L’Italia in finale affronterà l’Inghilterra, un avversario diametralmente opposto alla Spagna. Se la squadra di Luis Enrique intendeva tenere palla per il più tempo possibile e schiacciare così l’avversario (cosa avvenuta in semifinale), l’Inghilterra è al contrario una formazione molto più minimalista. Ha una fase di possesso meno ambiziosa, che si prende pochi rischi, e non disdegna prolungate fasi di difesa posizionale. Basti pensare che ha finora concesso la miseria di 0.66 Expected Goals ogni 90′ (dati di Ultimo Uomo), circa la metà di quelli dell’Italia. E’ una squadra che, nonostante una rosa super, rinuncia a tanto talento offensivo per mantenere quella solidità che finora sta distinguendo le prestazioni della Nazionale.

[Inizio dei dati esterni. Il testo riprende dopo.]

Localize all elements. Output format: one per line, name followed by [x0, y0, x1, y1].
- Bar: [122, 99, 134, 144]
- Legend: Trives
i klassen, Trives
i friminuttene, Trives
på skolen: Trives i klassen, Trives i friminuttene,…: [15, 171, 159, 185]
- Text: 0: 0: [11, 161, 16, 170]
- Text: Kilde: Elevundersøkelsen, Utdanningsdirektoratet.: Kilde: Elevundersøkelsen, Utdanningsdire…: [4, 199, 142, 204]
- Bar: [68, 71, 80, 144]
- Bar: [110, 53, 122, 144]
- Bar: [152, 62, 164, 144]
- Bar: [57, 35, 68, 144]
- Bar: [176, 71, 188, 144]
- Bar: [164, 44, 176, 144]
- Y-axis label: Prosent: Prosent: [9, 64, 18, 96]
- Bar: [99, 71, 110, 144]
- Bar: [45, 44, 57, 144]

Per quanto riguarda la fase offensiva, abbiamo già scritto dell’importanza di Kane, di come – con i suoi smarcamenti e la sua visione di gioco – si di fatto il vero regista offensivo degli inglesi, il catalizzatore della zona di rifinitura

Analizzando i numeri, spicca l’estremo cinismo della squadra di Southgate. Italia e Inghilterra hanno segnato quasi lo stesso numero di gol (12 gli Azzurri, 10 i britannici). Tuttavia, l’Inghilterra tira nettamente di meno rispetto alla formazione di Mancini, circa la metà: appena 50 conclusioni totali contro le 98 dell’Italia, quest’ultima la squadra con più tiri dell’intera competizione. Kane, il capocannoniere, ha segnato 4 gol su un totale di 14 tentativi.

Tutto questo nonostante gli inglesi finora abbiano avuto un calendario ben più agevole dei rivali. Insomma, sono dati che fotografano bene la diversa indole delle due squadre: l’Italia cerca di essere più dominante con il pallone, mentre l’Inghilterra ricerca l’estremo cinismo. Cosa fin qui avvenuta. Prima ancora degli aspetti tattici, la squadra di Mancini dovrà essere solida nelle varie situazioni, senza sottovalutare un avversario finora poco appariscente ma letale nel saper sfruttare gli episodi (calci piazzati compresi).